In the U.S. provider setting, this team approach may require both an ideological and structural shift.There are many economic and strategic considerations before a provider extends beyond a cardiovascular center to include an integrated structural heart center, which would be required for facilities to properly undertake these procedures.
“Most hospitals don’t have a clear integration of their vascular programs, cardiovascular programs and surgical programs. Likewise, most cardiologists do not currently work side-by-side with their surgeons in a hybrid OR,” explains Popma.
Percutaneous AVR is best performed in a hybrid OR, either because of complex access concerns or the development of vascular complications, says Popma, who adds that the room needs to accommodate the potential for “opening the chest without transporting the patient.”
Building a hybrid OR could cost a facility $5 million, according to Popma, and the provider might not gets its return on investment through direct procedures, but instead through the ability to have this lab as a backup. Also, the hospital could gain revenue through being more competitive in its geographic market by being able to offer advanced structural therapy.
Beth Israel uses its new hybrid OR about 30 percent of time for the necessary cases, but that 30 percent “couldn’t be done anywhere else,” Popma says.

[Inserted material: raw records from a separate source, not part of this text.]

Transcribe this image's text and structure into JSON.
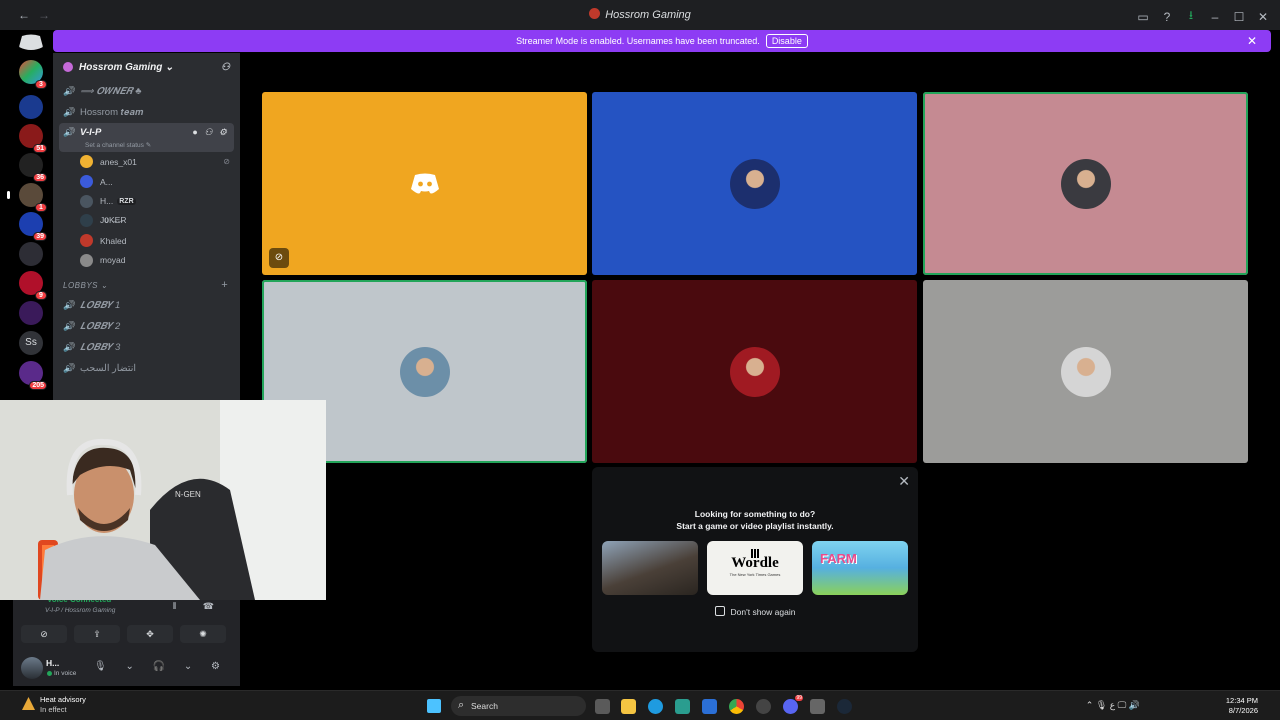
{
  "window": {
    "title": "Hossrom Gaming",
    "back_label": "←",
    "forward_label": "→",
    "icons": [
      "inbox-icon",
      "help-icon",
      "download-icon",
      "minimize-icon",
      "maximize-icon",
      "close-icon"
    ],
    "icon_glyphs": [
      "▭",
      "?",
      "⭳",
      "–",
      "☐",
      "✕"
    ]
  },
  "banner": {
    "text": "Streamer Mode is enabled. Usernames have been truncated.",
    "button": "Disable",
    "close": "✕"
  },
  "server_rail": {
    "badges": [
      "3",
      "",
      "51",
      "36",
      "1",
      "39",
      "",
      "9",
      "",
      "",
      "205"
    ],
    "letters_server": "Ss"
  },
  "server": {
    "name": "Hossrom Gaming ⌄",
    "add_user": "⚇"
  },
  "channels": {
    "owner": "⟹ 𝑶𝑾𝑵𝑬𝑹 ♣",
    "team": "Hossrom 𝒕𝒆𝒂𝒎",
    "vip": "V-I-P",
    "vip_status": "Set a channel status ✎",
    "vip_tools": "● ⚇ ⚙"
  },
  "members": [
    {
      "name": "anes_x01",
      "tag": "",
      "mute": "⊘",
      "color": "#f0b232"
    },
    {
      "name": "A...",
      "tag": "",
      "mute": "",
      "color": "#3b5bdb"
    },
    {
      "name": "H...",
      "tag": "RZR",
      "mute": "",
      "color": "#4a5560"
    },
    {
      "name": "J𝟎K̶E̶R",
      "tag": "",
      "mute": "",
      "color": "#2f3f4a"
    },
    {
      "name": "Khaled",
      "tag": "",
      "mute": "",
      "color": "#c0392b"
    },
    {
      "name": "moyad",
      "tag": "",
      "mute": "",
      "color": "#8a8a8a"
    }
  ],
  "lobbies": {
    "category": "LOBBYS ⌄",
    "plus": "+",
    "items": [
      "𝑳𝑶𝑩𝑩𝒀 1",
      "𝑳𝑶𝑩𝑩𝒀 2",
      "𝑳𝑶𝑩𝑩𝒀 3",
      "انتضار السحب"
    ]
  },
  "tiles": [
    {
      "bg": "#f0a620",
      "speaking": false,
      "kind": "discord"
    },
    {
      "bg": "#2553c2",
      "speaking": false,
      "kind": "avatar",
      "av": "#1c2f6e"
    },
    {
      "bg": "#c58a92",
      "speaking": true,
      "kind": "avatar",
      "av": "#3a3a40"
    },
    {
      "bg": "#bfc6cb",
      "speaking": true,
      "kind": "avatar",
      "av": "#6c8fa8"
    },
    {
      "bg": "#4a0a0e",
      "speaking": false,
      "kind": "avatar",
      "av": "#a01a22"
    },
    {
      "bg": "#9c9c9a",
      "speaking": false,
      "kind": "avatar",
      "av": "#d5d5d5"
    }
  ],
  "activity": {
    "heading": "Looking for something to do?",
    "subheading": "Start a game or video playlist instantly.",
    "wordle_title": "Wordle",
    "wordle_sub": "The New York Times Games",
    "farm_title": "FARM",
    "dont_show": "Don't show again"
  },
  "voice": {
    "status": "Voice Connected",
    "channel": "V-I-P / Hossrom Gaming",
    "buttons": [
      "⊘",
      "⇪",
      "✥",
      "✺"
    ],
    "icons": "⦀ ☎"
  },
  "user": {
    "name": "H...",
    "status": "In voice",
    "icons": "🎙 ⌄ 🎧 ⌄ ⚙"
  },
  "taskbar": {
    "weather_title": "Heat advisory",
    "weather_sub": "In effect",
    "search": "Search",
    "discord_badge": "99",
    "tray": "⌃ 🎙 ع 🖵 🔊",
    "time": "12:34 PM",
    "date": "8/7/2026"
  }
}
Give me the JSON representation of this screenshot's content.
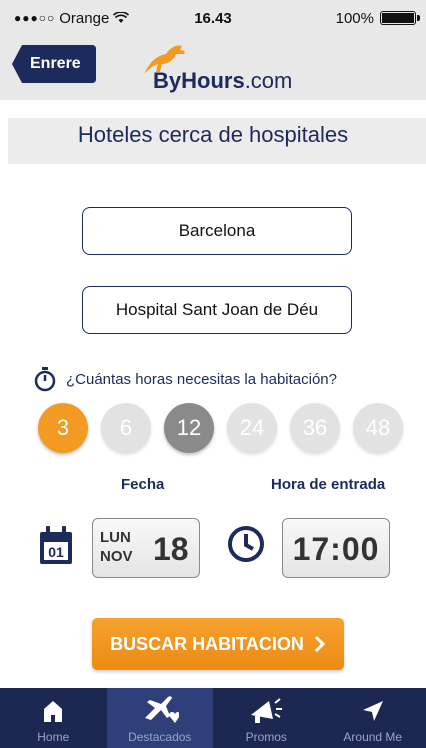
{
  "status_bar": {
    "carrier": "Orange",
    "time": "16.43",
    "battery": "100%",
    "battery_level": 1.0
  },
  "header": {
    "back_label": "Enrere",
    "logo_main": "ByHours",
    "logo_suffix": ".com"
  },
  "page": {
    "title": "Hoteles cerca de hospitales"
  },
  "form": {
    "city_value": "Barcelona",
    "hospital_value": "Hospital Sant Joan de Déu",
    "hours_question": "¿Cuántas horas necesitas la habitación?",
    "hour_options": [
      "3",
      "6",
      "12",
      "24",
      "36",
      "48"
    ],
    "selected_hours": "3",
    "date_label": "Fecha",
    "entry_label": "Hora de entrada",
    "date_weekday": "LUN",
    "date_month": "NOV",
    "date_day": "18",
    "entry_time": "17:00",
    "search_label": "BUSCAR HABITACION"
  },
  "tabs": [
    {
      "label": "Home",
      "icon": "home-icon"
    },
    {
      "label": "Destacados",
      "icon": "featured-icon"
    },
    {
      "label": "Promos",
      "icon": "megaphone-icon"
    },
    {
      "label": "Around Me",
      "icon": "location-arrow-icon"
    }
  ],
  "colors": {
    "navy": "#1c2a5c",
    "orange": "#f29a21",
    "tabbar": "#1c2752",
    "tab_active": "#2e3f7a"
  }
}
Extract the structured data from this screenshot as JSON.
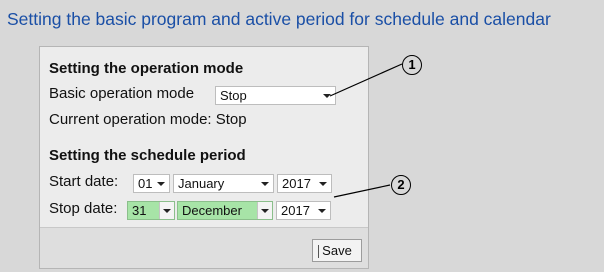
{
  "page": {
    "heading": "Setting the basic program and active period for schedule and calendar"
  },
  "operation": {
    "section_title": "Setting the operation mode",
    "basic_label": "Basic operation mode",
    "basic_value": "Stop",
    "current_label": "Current operation mode: Stop"
  },
  "schedule": {
    "section_title": "Setting the schedule period",
    "start_label": "Start date:",
    "start_day": "01",
    "start_month": "January",
    "start_year": "2017",
    "stop_label": "Stop date:",
    "stop_day": "31",
    "stop_month": "December",
    "stop_year": "2017"
  },
  "footer": {
    "save_label": "Save"
  },
  "callouts": {
    "one": "1",
    "two": "2"
  },
  "colors": {
    "heading": "#1a4fa6",
    "highlight": "#a7e4a7",
    "background": "#d8d8d8",
    "panel": "#ececec"
  }
}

Another justification for a provider to foster a structural heart program could be the revenue generated through simply screening this population, as 30 to 60 percent of patients with severe AS have never seen a cardiologist or surgeon. “It is not just about building hospital revenue,” Popma explains, “but also about developing sophisticated tools and skill sets within a particular setting to offer care to patients who might not have been considered at all for AVR.”
The ethical question
Throughout the past year’s debate on healthcare reform, people have often discussed the benefit to risk/cost ratio, leading some to ask whether it is cost effective or even ethical to treat such a high-risk population with multiple co-morbidities.“Whether or not we treat patients who are very sick and attempt to improve their health at a relatively high cost is a large area of consternation, and boils down to end-of-life controversies,” Block states.
“If the ongoing clinical trials continue to prove successful in this elderly population, we can’t really question the value of this therapy,” Popma says. “In terms of healthcare economics, major reductions in mortality and morbidity are expected. We spend a lot more money on other therapies, which may be less cost-effective than reducing mortality and hospitalization in this patient population.”
In questioning the economics of end-of-life therapy, Leon believes this could be asked of a multitude of other therapies. “The U.S. does not ration medical care,” Leon says. Anecdotally, he adds that even patients over the age of 90 being treated in PARTNER, “are amazingly robust and very mentally cognizant. It is dismissive and improper to say that just because someone is elderly, [elderly patients] shouldn’t be candidates for the most advanced therapies. He or she shouldn’t be denied advanced therapies that allow them to appreciate their final years.”
While the technique matures in Europe and the U.S. trips along behind, the technologies continue to progress, always begging the questions: Will it provide better treatment for our patients? Is it financially responsible for our practice?